Microsoft to show off Google TV and Apple TV rival at CES 2011?

Brier Dudley from the Seattle Times, is reporting that Microsoft will present their answer to Apple TV and Google TV at CES. Here is the key excerpt

Microsoft’s going to make a splash in this market with a stripped-down version of Windows tailored for set-top boxes and connected TVs. The software is a version of its embedded device software, overlaid with the Windows Media Center interface, with media streaming and remote-control capabilities.

Microsoft has had a solution with Windows Media Center for along time, but unfortunately, they never capitalized on it. If this story pans out, I think MS will be just showing devices running Windows Media Center Embedded like shown on the video above on an Acer Revo 2 box. I have mixed feelings about this because the Xbox 360 is already an excellent multimedia device that I think Microsoft should concentrate on by not only adding a full browser with flash and Silverlight support, but also apps, a marketplace and an SDK for developers to create 3rd party apps. I have also yet to see any concerted push using it with the at&t uverse service. (Isn’t this something that should be demoed live at all at&t stores?)

On the other hand, a standalone WMC box has the advantage of being able to add a Blu-ray drive and TV tuners, features that the 360 doesn’t support, although I don’t see why the Xbox could not ostensibly support a network based tuner ala the SiliconDust HDHomeRun Prime if Microsoft really wanted it to.

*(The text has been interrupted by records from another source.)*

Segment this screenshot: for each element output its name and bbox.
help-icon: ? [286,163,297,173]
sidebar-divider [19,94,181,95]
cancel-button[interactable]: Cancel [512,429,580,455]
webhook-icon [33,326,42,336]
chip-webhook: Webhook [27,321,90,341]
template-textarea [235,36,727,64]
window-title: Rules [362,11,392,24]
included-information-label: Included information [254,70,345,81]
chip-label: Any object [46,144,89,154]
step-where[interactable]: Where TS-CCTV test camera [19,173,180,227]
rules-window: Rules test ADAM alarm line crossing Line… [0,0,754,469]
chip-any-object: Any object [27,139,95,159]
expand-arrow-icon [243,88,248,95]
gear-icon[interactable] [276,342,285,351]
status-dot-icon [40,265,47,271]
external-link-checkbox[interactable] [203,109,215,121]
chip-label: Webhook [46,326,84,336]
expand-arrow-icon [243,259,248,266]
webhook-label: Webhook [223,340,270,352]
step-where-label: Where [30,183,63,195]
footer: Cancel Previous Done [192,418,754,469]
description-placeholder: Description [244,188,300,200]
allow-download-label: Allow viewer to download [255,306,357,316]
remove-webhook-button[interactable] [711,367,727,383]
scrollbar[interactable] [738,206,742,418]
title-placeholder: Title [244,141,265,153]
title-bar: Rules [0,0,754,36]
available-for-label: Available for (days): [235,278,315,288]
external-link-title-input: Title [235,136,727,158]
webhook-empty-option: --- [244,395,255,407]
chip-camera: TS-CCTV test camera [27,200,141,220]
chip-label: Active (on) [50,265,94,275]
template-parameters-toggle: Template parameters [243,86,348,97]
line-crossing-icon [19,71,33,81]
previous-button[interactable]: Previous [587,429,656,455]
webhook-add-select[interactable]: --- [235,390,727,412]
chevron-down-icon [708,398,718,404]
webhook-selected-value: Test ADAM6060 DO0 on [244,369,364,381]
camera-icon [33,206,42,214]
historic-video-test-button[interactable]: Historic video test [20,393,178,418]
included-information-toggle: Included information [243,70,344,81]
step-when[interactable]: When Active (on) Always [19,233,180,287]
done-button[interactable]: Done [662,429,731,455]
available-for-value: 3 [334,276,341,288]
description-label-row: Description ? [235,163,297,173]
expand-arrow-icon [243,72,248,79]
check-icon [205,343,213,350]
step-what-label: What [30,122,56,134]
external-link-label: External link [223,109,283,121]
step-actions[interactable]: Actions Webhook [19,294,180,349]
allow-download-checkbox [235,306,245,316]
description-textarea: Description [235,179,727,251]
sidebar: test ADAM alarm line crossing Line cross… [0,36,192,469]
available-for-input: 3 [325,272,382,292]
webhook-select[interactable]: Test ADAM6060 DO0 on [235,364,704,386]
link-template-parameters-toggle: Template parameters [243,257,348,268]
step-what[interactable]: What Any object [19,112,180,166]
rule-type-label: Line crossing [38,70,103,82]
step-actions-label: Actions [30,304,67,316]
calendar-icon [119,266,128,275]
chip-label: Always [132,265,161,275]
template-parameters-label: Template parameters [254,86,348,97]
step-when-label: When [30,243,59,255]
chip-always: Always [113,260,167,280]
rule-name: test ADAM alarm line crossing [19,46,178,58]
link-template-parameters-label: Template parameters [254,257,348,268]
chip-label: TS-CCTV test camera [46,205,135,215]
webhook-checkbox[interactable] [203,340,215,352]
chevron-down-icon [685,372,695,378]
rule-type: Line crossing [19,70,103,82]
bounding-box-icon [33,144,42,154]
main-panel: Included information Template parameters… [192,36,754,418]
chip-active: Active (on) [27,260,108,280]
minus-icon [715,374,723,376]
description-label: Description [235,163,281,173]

Add the ability to use the Kinect controller to the WMC box and suddenly it becomes a viable option.

The only sticking point for choosing the WMC box over the 360 is the reported $200 price. All competitive boxes like the Apple TV, Roku Box, Boxee e.t.c are all priced under or around $100 so it is already at a disadvantage. Add an extra $ 100 and you can buy a 4GB Xbox 360 with Kinect which also functions as an excellent game console! The price point therefore dooms the box at both the low and high ends of the spectrum. Price it at $100 or less including at least dual OTA digital tuners, and it becomes the best solution for households with multiple TVs, which a majority fall in that group, saving them money from not having to purchase the more expensive Xboxes for each television set.